The tab will fall on the bottom of the app’s display, which means that as far as changes go, it’s going to be a sweeping one for users as it will be persistent across the experience. The typical Pinterest experience is geared around simplicity, showing users recommendations from the get-go based on a variety of tools built to divine what your interests are based on the content you peruse and the people you follow. Pinterest has billed itself as a visual discovery engine, but the addition of a button — and a new feed — throughout the app centered around following is a bit of a divergence away from solely focusing on algorithmic discovery.
It also comes at a time when there’s an increasing focus on algorithmic feeds on platforms like Instagram and Twitter. The new feed enables users to focus specifically on who they are following, which gives them a more narrow view of the content that’s available on Pinterest. But by doing that, Pinterest may indeed be able to capitalize on another mode of user behavior — the kind of intent-driven periodic check-in activity you might find on Instagram — that it could add to the list of behaviors it hopes to tap in order to get people to come to Pinterest.
That slice might fall between the more general clicking around behavior and actually searching for products, but filling each of those gaps is what is going to keep Pinterest engaging and its users interested in coming back. It’s also something that will help the app become more differentiated beyond apps like Instagram or Snap, all of which are pitching marketers that they’re able to find different parts of a user’s buying cycle to advertise against. Pinterest’s pitch, in particular, is that it can catch them at all parts of the cycle. Curating a feed is a very Instagram-y and Twitter-y behavior which is already thoroughly proved out, so it makes sense for Pinterest to see if it works in the context of showing products and ideas.
In addition to narrowing that feed, Pinterest’s rollout across its platforms comes at an interesting time as Facebook is finding itself under fire for a myriad of privacy issues. Pinterest — for the most part — seems to be relatively benign in its attempts to figure out the best content to show you. That’s partly because of the way Pinterest is built: it’s centered around products already (most of the content is from businesses) and designed to help you make a more informed decision on some life event, whether that’s what to wear tomorrow or what to do when planning a party.

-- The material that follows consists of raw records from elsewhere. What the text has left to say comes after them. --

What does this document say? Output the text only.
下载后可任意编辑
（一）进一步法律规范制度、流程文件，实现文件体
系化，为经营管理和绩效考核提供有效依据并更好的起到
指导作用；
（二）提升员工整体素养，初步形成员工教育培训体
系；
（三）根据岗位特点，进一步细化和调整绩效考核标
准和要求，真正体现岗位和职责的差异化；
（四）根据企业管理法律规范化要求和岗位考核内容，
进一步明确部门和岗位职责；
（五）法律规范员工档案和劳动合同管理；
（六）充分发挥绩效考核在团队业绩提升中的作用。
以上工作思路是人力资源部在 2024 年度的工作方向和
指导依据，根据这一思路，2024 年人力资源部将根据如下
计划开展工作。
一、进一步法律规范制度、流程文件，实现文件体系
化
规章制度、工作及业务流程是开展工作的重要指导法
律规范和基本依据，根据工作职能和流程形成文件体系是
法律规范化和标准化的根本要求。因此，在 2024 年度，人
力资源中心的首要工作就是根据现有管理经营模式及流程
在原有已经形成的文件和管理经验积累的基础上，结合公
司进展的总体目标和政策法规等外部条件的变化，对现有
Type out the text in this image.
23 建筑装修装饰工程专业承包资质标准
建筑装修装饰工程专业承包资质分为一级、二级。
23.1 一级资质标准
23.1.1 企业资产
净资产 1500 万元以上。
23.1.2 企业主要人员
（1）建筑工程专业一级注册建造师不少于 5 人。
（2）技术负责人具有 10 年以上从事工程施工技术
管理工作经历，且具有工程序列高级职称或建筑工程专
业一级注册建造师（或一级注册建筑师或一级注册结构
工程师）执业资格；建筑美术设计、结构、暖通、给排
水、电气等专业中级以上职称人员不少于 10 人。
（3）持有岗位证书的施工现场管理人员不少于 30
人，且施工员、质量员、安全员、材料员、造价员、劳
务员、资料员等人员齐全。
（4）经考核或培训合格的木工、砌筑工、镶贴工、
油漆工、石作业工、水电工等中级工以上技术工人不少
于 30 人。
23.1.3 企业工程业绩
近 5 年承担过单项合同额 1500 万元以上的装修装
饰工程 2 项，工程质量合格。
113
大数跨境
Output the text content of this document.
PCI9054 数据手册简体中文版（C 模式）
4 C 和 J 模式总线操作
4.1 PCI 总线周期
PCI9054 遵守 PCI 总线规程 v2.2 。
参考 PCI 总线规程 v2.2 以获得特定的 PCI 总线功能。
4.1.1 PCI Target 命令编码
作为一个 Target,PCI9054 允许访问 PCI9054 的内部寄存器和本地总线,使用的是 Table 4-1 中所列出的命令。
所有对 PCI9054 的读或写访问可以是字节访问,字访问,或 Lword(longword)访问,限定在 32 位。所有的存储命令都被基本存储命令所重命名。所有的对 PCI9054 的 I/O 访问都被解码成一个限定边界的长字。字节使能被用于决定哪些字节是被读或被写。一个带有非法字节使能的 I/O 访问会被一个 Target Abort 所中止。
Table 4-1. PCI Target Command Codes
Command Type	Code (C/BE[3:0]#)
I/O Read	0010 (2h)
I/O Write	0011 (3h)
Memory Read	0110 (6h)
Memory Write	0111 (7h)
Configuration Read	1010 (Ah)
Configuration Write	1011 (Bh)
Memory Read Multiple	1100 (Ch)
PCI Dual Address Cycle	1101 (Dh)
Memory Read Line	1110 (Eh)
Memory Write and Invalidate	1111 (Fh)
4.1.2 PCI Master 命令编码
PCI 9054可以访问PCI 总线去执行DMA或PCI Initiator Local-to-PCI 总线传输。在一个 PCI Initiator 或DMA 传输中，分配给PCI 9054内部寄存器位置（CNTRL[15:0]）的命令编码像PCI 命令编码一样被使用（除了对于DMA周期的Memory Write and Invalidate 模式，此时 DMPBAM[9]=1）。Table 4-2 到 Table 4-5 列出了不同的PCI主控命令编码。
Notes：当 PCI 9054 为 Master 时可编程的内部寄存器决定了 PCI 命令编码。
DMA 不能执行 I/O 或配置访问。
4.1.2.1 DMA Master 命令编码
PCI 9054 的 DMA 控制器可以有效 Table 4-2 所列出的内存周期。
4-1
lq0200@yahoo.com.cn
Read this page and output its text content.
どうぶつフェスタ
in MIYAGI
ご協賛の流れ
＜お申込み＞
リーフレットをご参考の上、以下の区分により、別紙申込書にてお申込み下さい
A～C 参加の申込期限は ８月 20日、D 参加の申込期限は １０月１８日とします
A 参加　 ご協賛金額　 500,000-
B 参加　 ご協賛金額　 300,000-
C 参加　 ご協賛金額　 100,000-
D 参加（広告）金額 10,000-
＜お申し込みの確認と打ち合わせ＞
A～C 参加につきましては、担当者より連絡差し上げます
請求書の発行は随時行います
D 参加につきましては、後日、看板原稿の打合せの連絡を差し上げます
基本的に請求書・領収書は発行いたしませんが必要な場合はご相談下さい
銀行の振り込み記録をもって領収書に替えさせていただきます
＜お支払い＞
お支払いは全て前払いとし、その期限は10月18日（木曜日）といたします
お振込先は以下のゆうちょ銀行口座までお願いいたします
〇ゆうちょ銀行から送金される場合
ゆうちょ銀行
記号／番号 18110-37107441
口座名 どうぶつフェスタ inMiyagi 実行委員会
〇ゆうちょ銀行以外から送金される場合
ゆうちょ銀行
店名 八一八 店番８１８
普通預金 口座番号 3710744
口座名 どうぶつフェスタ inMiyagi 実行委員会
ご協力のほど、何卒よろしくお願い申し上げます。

It’s a change that might seem small, but it is indeed a sweeping one, and these design decisions are often not taken lightly. There are, for sure, elements of Pinterest that are pretty confusing. Looking at a pin someone sent you is around 3 or 4 screens deep in your notifications, and there’s always going to be room to collapse the number of taps it takes in order to smooth out the user experience. Pinterest said that push-and-pull in part came from people wanting both options of looking at just who they’re following, in addition to the general discovery feed.